Although critics panned the concept, GM went on to dominate the industry with this very practice. In all practicality, the new vehicles were the same as those from the previous year, but the new style compelled consumers to buy more GM vehicles. The impact of this market dynamic greatly affected many industries, and still does today—particularly in many ways within the technology industry with computers and mobile devices.
Computer technology improves at such a rapid speed that keeping up has always been a bit of concern. How does one keep up? This is even more of a concern when you toss relatively inexpensive mobile computing devices into the mix.
For example, the iPad is refreshed on a yearly cycle - a faster processor, more RAM, and updated software are always just a few short months away. This decision is designed to appeal to consumers' desire to have the best and latest new features.
My own thought process is usually something like this, “That new fingerprint scanner feature would be so cool, I need it!” In enterprise, we need to be a bit more calculated in our mobile device purchase decisions. So what measures can we use to determine when an update is truly necessary, and when do we purchase new devices for our business needs?

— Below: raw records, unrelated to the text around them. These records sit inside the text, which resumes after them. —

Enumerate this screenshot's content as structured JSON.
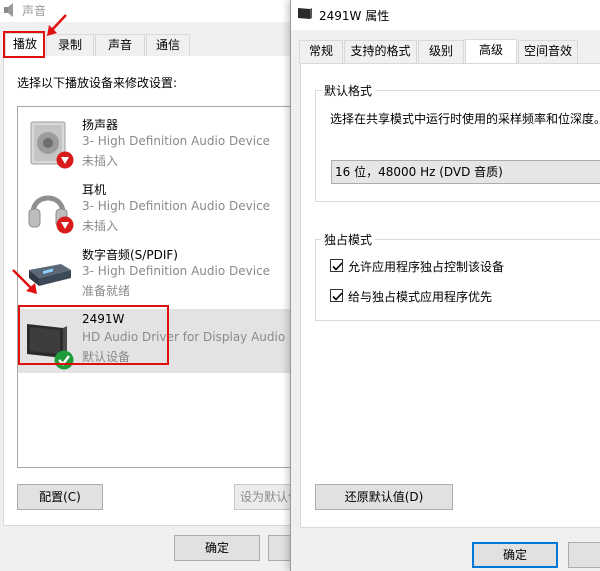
{
  "sound_dialog": {
    "title": "声音",
    "tabs": [
      {
        "label": "播放",
        "active": true
      },
      {
        "label": "录制",
        "active": false
      },
      {
        "label": "声音",
        "active": false
      },
      {
        "label": "通信",
        "active": false
      }
    ],
    "instruction": "选择以下播放设备来修改设置:",
    "devices": [
      {
        "name": "扬声器",
        "description": "3- High Definition Audio Device",
        "status": "未插入",
        "icon": "speaker-icon",
        "badge": "down-arrow-badge"
      },
      {
        "name": "耳机",
        "description": "3- High Definition Audio Device",
        "status": "未插入",
        "icon": "headphones-icon",
        "badge": "down-arrow-badge"
      },
      {
        "name": "数字音频(S/PDIF)",
        "description": "3- High Definition Audio Device",
        "status": "准备就绪",
        "icon": "spdif-device-icon",
        "badge": ""
      },
      {
        "name": "2491W",
        "description": "HD Audio Driver for Display Audio",
        "status": "默认设备",
        "icon": "monitor-icon",
        "badge": "check-badge",
        "selected": true
      }
    ],
    "configure_button": "配置(C)",
    "set_default_button": "设为默认值",
    "ok_button": "确定"
  },
  "properties_dialog": {
    "title": "2491W 属性",
    "tabs": [
      {
        "label": "常规",
        "active": false
      },
      {
        "label": "支持的格式",
        "active": false
      },
      {
        "label": "级别",
        "active": false
      },
      {
        "label": "高级",
        "active": true
      },
      {
        "label": "空间音效",
        "active": false
      }
    ],
    "default_format": {
      "group_label": "默认格式",
      "description": "选择在共享模式中运行时使用的采样频率和位深度。",
      "selected_format": "16 位，48000 Hz (DVD 音质)"
    },
    "exclusive_mode": {
      "group_label": "独占模式",
      "options": [
        {
          "label": "允许应用程序独占控制该设备",
          "checked": true
        },
        {
          "label": "给与独占模式应用程序优先",
          "checked": true
        }
      ]
    },
    "restore_defaults_button": "还原默认值(D)",
    "ok_button": "确定"
  },
  "colors": {
    "highlight_red": "#e01010",
    "check_green": "#1e9c3a",
    "down_arrow_red": "#d91a1a"
  }
}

Productivity, durability, and support are three key measures that need to be a part of the discussion. In reality, mobile devices don’t actually become completely obsolete. The issues they have often include limited support, slow response times, and breakage. My suggestion is to determine an update policy for your business and to look at these key measures to create your own update schedule:
Productivity can include measuring how long processes take on a device. Slower processors can inhibit the user from completing business tasks efficiently. The business needs to determine when the threshold is crossed that makes an older device slow enough that the expense of a new device will offset the wasted time. If your business processes are time critical then this may be the most important measure to analyze.
Durability is a key concern for mobile devices. The Panasonic ToughPad line is designed to take considerable abuse, so it may last longer than an Android Nexus 6, particularly in harsh environments. A drop on pavement will shatter the screen of most un-hardened tablets, however the cost is significantly different. Some customers may be willing to risk the destruction of a number of cheaper devices simply because they cost difference is so high. Other customers have found that purchasing a hardened device is worth the cost when it comes to the time saved replacing broken devices.
If you're interested in learning more about durable mobile devices, check out these rugged mobile device providers:
Support of devices may be a limiting factor for many business applications. For example, Mi-Forms supports Android version 4.1 and newer. If you have a phone using Android 2.3 (released in 2010) it does not fall under our list of supported devices. Replacement of old devices that are not supported by your vendors is recommended in cases like this. You may be able to upgrade the device to a new supported OS, but be wary that this process can slow down devices, creating a need to measure productivity gains or losses by doing so.
Taking all 3 of these measures into consideration, and determining what your business is comfortable with is an important part of determining the life cycle for your enterprise mobile solution. Your devices can have a long life cycle or short depending on your needs.
We have several of the original iPad 1 devices in our office, but because we can’t upgrade the OS to a supported version they are essentially paper weights. We were proactive, purchasing new hardware regularly, but don’t let your devices hold you back. Proper analysis and preparation can help you avoid many of the pitfalls of this quickly evolving mobile device industry.